New Mama Musings

Wednesday, May 31, 2006

The Good Jobbing of Henry

My husband and I have been trying to avoid saying "Good job!" to Henry, because, as Alfie Kohn contends in his essay Five Reasons to Stop Saying "Good Job!":

What kids...need is unconditional support, love with no strings attached. That’s not just different from praise – it’s the opposite of praise. "Good job!" is conditional. It means we’re offering attention and acknowledgement and approval for...doing things that please us.

It's a tough habit to break, but we've been working on it. However, getting others on board isn't as easy. Getting my stepdaughter -- who has Down syndrome -- on board is near impossible.


Maddy adores her little brother (and he loves her, too). She naturally wants to praise him for every little thing -- drinking, eating, standing. A definite Kohn no-no.

We've tried to explain to her that we're not saying "Good job!" to Henry. This is how it's been going:

A few weeks ago Henry was in his high chair, drinking out of a straw, when I overheard Maddy tell him, "Good job!" I gently reminded her about our "rule."

Two minutes later Henry took another sip and Maddy said, "Good job, buddy!"

"Maddy, we're not saying 'good job' to Henry, remember?" I said.

She gave me an exasperated look and declared, "I say, 'Good job, buddy.'"

Then last week Henry, who is just nanoseconds away from walking, was doing some unassisted standing. Maddy saw him and did the whole "Good job!" thing, so I gave her a very gentle reminder.

She asked me what she should say instead, and thinking that giving her something to say would be more effective than telling her not to say anything, I responded, "Well, you can just say what he's doing, like, 'Henry, you're standing up!'"

A few minutes later Henry was at it again and I heard:

"Henry, you're standing up!" Pause. "Good job!"

6 Comments:

  • I found your blog while surfing for all things DS tonight. Your stepdaughter is beautiful, and your little one is very cute.

    By Anonymous Anonymous, at 10:31 PM  

  • Kay, this is one of the funniest (in a cute-funny way) posts I've read in a long time. I don't know why it struck me like it did, but I was laughing out loud! How precious.
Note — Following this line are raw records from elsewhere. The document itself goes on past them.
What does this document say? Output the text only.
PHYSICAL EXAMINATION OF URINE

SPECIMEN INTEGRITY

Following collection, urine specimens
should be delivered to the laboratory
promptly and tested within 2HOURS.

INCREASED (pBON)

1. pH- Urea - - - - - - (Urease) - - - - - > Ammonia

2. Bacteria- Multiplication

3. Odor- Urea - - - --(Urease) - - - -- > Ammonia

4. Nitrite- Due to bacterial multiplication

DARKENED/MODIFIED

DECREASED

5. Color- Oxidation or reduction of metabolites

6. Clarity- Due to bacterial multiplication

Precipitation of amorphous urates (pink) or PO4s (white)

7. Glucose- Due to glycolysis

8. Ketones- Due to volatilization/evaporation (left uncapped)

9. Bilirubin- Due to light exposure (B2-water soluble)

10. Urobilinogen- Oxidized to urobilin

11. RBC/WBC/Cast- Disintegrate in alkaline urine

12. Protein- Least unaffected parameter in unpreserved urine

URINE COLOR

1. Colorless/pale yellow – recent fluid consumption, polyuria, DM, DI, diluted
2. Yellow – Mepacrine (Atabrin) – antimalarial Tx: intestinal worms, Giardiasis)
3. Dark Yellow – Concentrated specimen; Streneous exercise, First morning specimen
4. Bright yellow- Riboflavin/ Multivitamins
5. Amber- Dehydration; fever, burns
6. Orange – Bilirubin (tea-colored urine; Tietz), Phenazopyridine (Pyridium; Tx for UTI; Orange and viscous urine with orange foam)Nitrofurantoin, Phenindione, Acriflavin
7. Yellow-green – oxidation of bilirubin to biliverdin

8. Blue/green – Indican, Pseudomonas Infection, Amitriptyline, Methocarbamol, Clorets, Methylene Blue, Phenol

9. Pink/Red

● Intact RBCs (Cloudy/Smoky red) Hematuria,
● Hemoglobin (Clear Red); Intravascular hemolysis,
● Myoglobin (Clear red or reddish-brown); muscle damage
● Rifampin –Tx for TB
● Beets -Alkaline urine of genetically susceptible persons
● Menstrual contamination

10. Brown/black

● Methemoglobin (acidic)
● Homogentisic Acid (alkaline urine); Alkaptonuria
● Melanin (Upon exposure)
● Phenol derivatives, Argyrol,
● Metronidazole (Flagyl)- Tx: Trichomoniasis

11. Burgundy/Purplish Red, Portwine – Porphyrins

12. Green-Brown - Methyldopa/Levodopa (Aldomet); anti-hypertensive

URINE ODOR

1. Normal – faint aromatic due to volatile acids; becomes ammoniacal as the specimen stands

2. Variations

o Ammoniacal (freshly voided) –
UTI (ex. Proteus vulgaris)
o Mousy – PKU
And by the way, I had never heard or nor thought about ALLL of the saying "good job!" that we do around here. Thanks for the food for thought.

    By Anonymous Anonymous, at 12:03 AM  

  • I've had Alfie Kohn books on my list to read for some time, and this will hopefully push me to do it. I am totally against saying "good girl", because I don't want my daughter's sense of WHO SHE IS to be tied to WHAT SHE DOES. But I fear I jumped out of the kettle and into the fire by substituting "good job" for "good girl". Sigh. This parenting thing is hard.

    By Anonymous Anonymous, at 4:18 PM  

  • Ha ha - too funny! I'm going to have to wean myself off "good job!" before we have kids; I find myself saying it to our nephews all the time!

    By Blogger Kirsten, at 1:39 PM  

  • I'm on the UP list and just got around to reading your blog entry. I really loved your 'punchline', how hilarious! Good luck with getting her to calm down on the praise though, I don't envy your job! I wrote a little blog piece about UP a while ago (in October I think?) and it's funny what people want to know about it. If only it was a prerequisite for all parents...or we could just download it 'Matrix-style' straight into our heads for easy access. I think the earlier you start the easier it is. I hear others praising now and think "How exhausting!". For them AND the child. ;o)

    Nice to 'meet' you.

    Cheers, Cass

    By Blogger casso, at 6:39 PM  

  • That is so cute. I can imagine her frustration. Hi, I just came over from the UP group--I just joined too. Haven't posted yet though.